See here for Part I of this series.
The guide to Ely Cathedral tells of the founding of Ely as a monastery for men and women:
It was said that the body of St Ethel was was discovered uncorrupted in her shroud. She seems to have lost her breasts too. |
Tonbert died and Ethel married Egfrid heir to the kingdom of Northumbria. The marriage was unsuccessful and Ethel became a nun. She escaped Egfrid's unwelcome attentions by isolating herself on the Isle of Ely where in 673 she founded a double monastery for men and women. Ethel was abbess at Ely for seven years before she died.
Sometime after Ethel's death stories circulated that her body was moved and in the process discovered to be uncorrupted and was a source of healing miracles. Well, needless to say I don't believe any of that; not that I think miracles don't happen, but you can't trust some human beings to transmit reliable accounts about such things and I tend to use a "guilty until proved innocent" criterion when assessing these stories.
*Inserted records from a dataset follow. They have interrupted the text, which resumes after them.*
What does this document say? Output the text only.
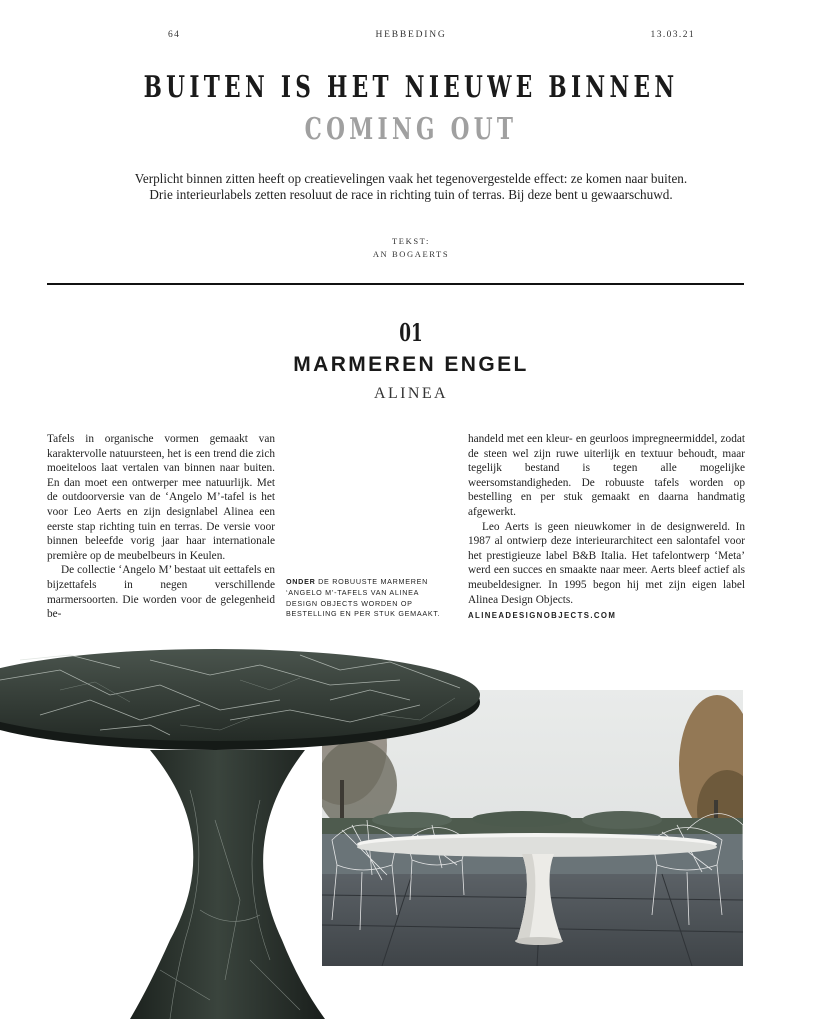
64	HEBBEDING	13.03.21
BUITEN IS HET NIEUWE BINNEN
COMING OUT
Verplicht binnen zitten heeft op creatievelingen vaak het tegenovergestelde effect: ze komen naar buiten.
Drie interieurlabels zetten resoluut de race in richting tuin of terras. Bij deze bent u gewaarschuwd.
TEKST:
AN BOGAERTS
01
MARMEREN ENGEL
ALINEA

Tafels in organische vormen gemaakt van karaktervolle natuursteen, het is een trend die zich moeiteloos laat vertalen van binnen naar buiten. En dan moet een ontwerper mee natuurlijk. Met de outdoorversie van de ‘Angelo M’-tafel is het voor Leo Aerts en zijn designlabel Alinea een eerste stap richting tuin en terras. De versie voor binnen beleefde vorig jaar haar internationale première op de meubelbeurs in Keulen.

De collectie ‘Angelo M’ bestaat uit eettafels en bijzettafels in negen verschillende marmersoorten. Die worden voor de gelegenheid be-

ONDER DE ROBUUSTE MARMEREN ‘ANGELO M’-TAFELS VAN ALINEA DESIGN OBJECTS WORDEN OP BESTELLING EN PER STUK GEMAAKT.

handeld met een kleur- en geurloos impregneermiddel, zodat de steen wel zijn ruwe uiterlijk en textuur behoudt, maar tegelijk bestand is tegen alle mogelijke weersomstandigheden. De robuuste tafels worden op bestelling en per stuk gemaakt en daarna handmatig afgewerkt.

Leo Aerts is geen nieuwkomer in de designwereld. In 1987 al ontwierp deze interieurarchitect een salontafel voor het prestigieuze label B&B Italia. Het tafelontwerp ‘Meta’ werd een succes en smaakte naar meer. Aerts bleef actief als meubeldesigner. In 1995 begon hij met zijn eigen label Alinea Design Objects.

ALINEADESIGNOBJECTS.COM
But what I do think is behind Ethel's story is that of a female frustrated by the strictures of the role forced on her by the male dominated society of the day. When her style wasn't being cramped Ethel was by nature a mover and shaker. In spite of the times, however, she nevertheless managed to find a way to express her character in one of the few avenues open to females with aspirations, thereby leaving her mark for posterity: She founded a monastery at Ely and became an abbess and saint. In an indirect way it is to St. Ethel we owe the marvellous experience that is Ely cathedral.
A theme of women of strong character & influence impacts the Cathedral at several points not least the Lady Chapel attached to the north side of the presbytery. Of this the guide says
The thirteenth and fourteenth centuries were notable for the rise of the cult of the Virgin Mary, especially in England. Lady chapels in her name were added to many churches....The Lady Chapel of Ely is exceptional....completed in 1349 having taken 27 years to build....it is notable for the richness of its decoration, particularly that of the wall arcade, at the time the most elaborate to have been built in Europe....When it was completed the chapel looked very different to how it is today. It was highly coloured, the windows were alive with stained glass and there were painted statues in the niches.
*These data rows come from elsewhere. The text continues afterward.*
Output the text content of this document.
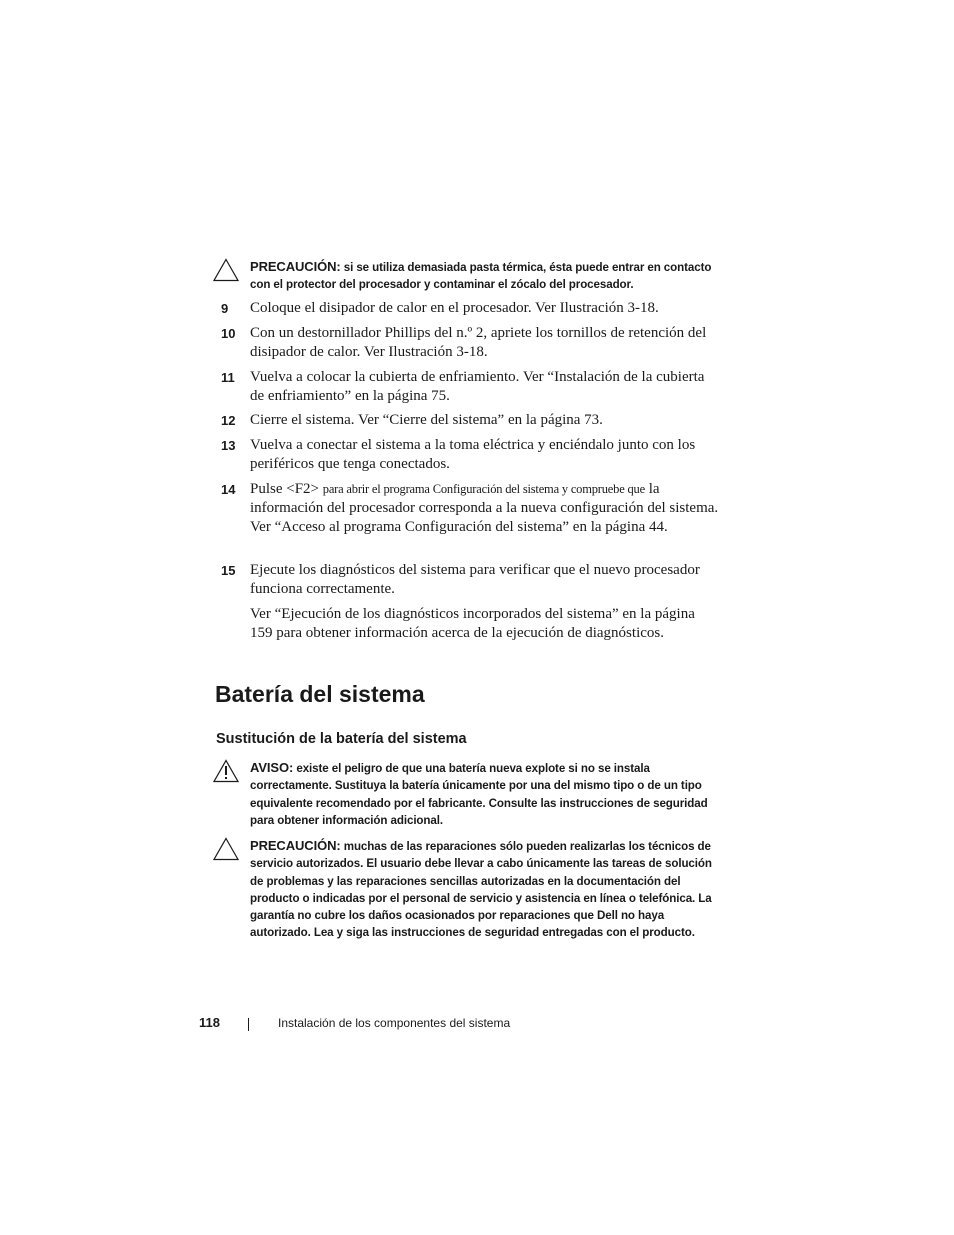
PRECAUCIÓN: si se utiliza demasiada pasta térmica, ésta puede entrar en contacto con el protector del procesador y contaminar el zócalo del procesador.
9 Coloque el disipador de calor en el procesador. Ver Ilustración 3-18.
10 Con un destornillador Phillips del n.º 2, apriete los tornillos de retención del disipador de calor. Ver Ilustración 3-18.
11 Vuelva a colocar la cubierta de enfriamiento. Ver “Instalación de la cubierta de enfriamiento” en la página 75.
12 Cierre el sistema. Ver “Cierre del sistema” en la página 73.
13 Vuelva a conectar el sistema a la toma eléctrica y enciéndalo junto con los periféricos que tenga conectados.
14 Pulse <F2> para abrir el programa Configuración del sistema y compruebe que la información del procesador corresponda a la nueva configuración del sistema. Ver “Acceso al programa Configuración del sistema” en la página 44.
15 Ejecute los diagnósticos del sistema para verificar que el nuevo procesador funciona correctamente.
Ver “Ejecución de los diagnósticos incorporados del sistema” en la página 159 para obtener información acerca de la ejecución de diagnósticos.
Batería del sistema
Sustitución de la batería del sistema
AVISO: existe el peligro de que una batería nueva explote si no se instala correctamente. Sustituya la batería únicamente por una del mismo tipo o de un tipo equivalente recomendado por el fabricante. Consulte las instrucciones de seguridad para obtener información adicional.
PRECAUCIÓN: muchas de las reparaciones sólo pueden realizarlas los técnicos de servicio autorizados. El usuario debe llevar a cabo únicamente las tareas de solución de problemas y las reparaciones sencillas autorizadas en la documentación del producto o indicadas por el personal de servicio y asistencia en línea o telefónica. La garantía no cubre los daños ocasionados por reparaciones que Dell no haya autorizado. Lea y siga las instrucciones de seguridad entregadas con el producto.
118	Instalación de los componentes del sistema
No doubt much ink has been spilt eulogising the ornate carving and elegant gothic architecture of the Lady Chapel. I can't usefully add to those accounts other than to say that even today the chapel needs to be seen to be believed. But there is one big fly in the ointment that everyone remarks on: All the heads of the delicate statuary have been knocked off. This was the achievement of bishop Thomas Goodrich shortly after Henry VIII turned against Rome. But Goodrich u-turned when the Catholic Mary I become queen (no doubt for his own safety). Mary I was determined to return the country to Catholicism and persecuted protestants, burning hundreds at the stake in her mercifully short five year reign, to be succeeded by the pragmatic and relatively tolerant protestant queen Elizabeth I.
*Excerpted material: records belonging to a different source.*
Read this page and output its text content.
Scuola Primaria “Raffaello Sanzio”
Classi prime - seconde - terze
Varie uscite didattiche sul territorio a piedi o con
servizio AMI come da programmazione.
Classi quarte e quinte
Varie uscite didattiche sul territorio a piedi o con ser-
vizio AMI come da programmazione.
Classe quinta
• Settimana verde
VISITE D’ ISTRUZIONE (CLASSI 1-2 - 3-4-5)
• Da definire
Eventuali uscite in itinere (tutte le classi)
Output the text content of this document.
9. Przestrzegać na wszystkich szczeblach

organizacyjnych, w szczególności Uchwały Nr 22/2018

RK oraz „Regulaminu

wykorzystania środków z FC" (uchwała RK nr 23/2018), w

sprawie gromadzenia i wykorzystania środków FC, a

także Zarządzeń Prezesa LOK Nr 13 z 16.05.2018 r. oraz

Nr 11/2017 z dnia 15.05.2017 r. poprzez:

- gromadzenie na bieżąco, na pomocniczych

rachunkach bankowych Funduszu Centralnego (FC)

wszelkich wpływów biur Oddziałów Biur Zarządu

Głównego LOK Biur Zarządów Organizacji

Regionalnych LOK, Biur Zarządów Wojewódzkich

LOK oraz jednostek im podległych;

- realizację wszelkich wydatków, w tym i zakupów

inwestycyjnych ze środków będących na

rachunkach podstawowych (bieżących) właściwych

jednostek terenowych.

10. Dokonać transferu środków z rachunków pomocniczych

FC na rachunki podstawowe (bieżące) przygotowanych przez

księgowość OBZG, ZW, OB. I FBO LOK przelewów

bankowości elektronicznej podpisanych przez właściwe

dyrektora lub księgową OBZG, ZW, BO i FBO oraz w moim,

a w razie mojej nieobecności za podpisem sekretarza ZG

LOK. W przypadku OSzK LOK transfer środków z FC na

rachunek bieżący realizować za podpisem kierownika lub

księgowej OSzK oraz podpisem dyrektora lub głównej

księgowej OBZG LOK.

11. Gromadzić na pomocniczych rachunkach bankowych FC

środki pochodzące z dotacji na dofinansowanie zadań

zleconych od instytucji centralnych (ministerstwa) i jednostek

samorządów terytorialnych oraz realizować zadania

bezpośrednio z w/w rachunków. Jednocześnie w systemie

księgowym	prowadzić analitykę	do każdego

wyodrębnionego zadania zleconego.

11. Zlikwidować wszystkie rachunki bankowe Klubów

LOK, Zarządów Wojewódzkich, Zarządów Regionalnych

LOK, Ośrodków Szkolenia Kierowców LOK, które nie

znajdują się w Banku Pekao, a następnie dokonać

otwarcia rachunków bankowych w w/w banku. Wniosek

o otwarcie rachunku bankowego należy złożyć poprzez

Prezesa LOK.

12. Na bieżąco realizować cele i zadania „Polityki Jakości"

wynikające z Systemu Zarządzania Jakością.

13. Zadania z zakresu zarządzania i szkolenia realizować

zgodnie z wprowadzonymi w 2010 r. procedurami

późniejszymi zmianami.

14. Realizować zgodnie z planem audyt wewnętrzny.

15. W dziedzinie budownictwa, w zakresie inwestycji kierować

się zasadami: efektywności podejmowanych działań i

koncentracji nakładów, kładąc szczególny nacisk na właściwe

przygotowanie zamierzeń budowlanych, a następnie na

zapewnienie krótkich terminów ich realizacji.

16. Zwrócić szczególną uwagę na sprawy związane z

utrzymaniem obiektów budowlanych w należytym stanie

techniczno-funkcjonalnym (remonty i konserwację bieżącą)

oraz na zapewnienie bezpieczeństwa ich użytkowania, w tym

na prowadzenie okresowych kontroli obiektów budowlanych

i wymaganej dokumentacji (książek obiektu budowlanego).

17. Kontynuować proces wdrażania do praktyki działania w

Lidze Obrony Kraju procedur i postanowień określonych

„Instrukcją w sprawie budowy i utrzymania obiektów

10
The medieval stonework in the Lady Chapel isn't the only thing that catches the eye today: At the head of the chapel we can see this dominating modern sculpture of Mary mother of Jesus (by David Wynne c2000). This striking depiction continues our theme of strong female characters:
This colourful statue, which (perhaps intentionally) clashes with bleached filigree of the chapel, represents Mary at the annunciation and has been controversial. It is a sculpture of a sexually serviceable Saxon blonde bombshell who is hardly the submissive immaculate Mary of Catholic tradition. She may even bring to mind the Celtic Queen Boudicca who once ruled in this part of England. This Mary glories in her exalted and favoured status and accepts her divinely appointed role. Or on second thoughts is she throwing up her hands in horror and anger at the destruction that has been wrought on the now pallid chapel built in her honour? The Ely Cathedral guide book laments the changes:
The windows are now plain glass, all the exquisite figures in the lower niches have been defaced, and above are empty pedestals where statues once stood. The chapel is an eloquent reminder of the power of religious ideas and the way they can be used destructively.
Tell me about it! Quite apart from the sins of the medieval church of Rome we now also look back on much destructive and mindless fractious factionalism among protestants. What has taken the biscuit for me personally is the recent evangelical popularist following of a wannabe dictator (a situation which does have some similarities with Germany in the 1930s) and the proliferation of unreason among them (i.e.: young earthism, flat earthism, conspiracy theorism, gnosticism, fideism, authoritarianism and above all hard sectarianism). The persecuted become the potential persecutors in a seemingly inevitable very human cycle of political & cultural debasement that I would put down to a very natural tendency which Sir Kenneth Clarke describes as the most terrible of all delusions; they believe themselves to be virtuous. But the writer of Ely Cathedral's guide hangs his hope on the core gospel message:
The death of Jesus was the result of the same [destructive] forces at work, and his body, broken on the cross, bears the pain of the brokenness of the world.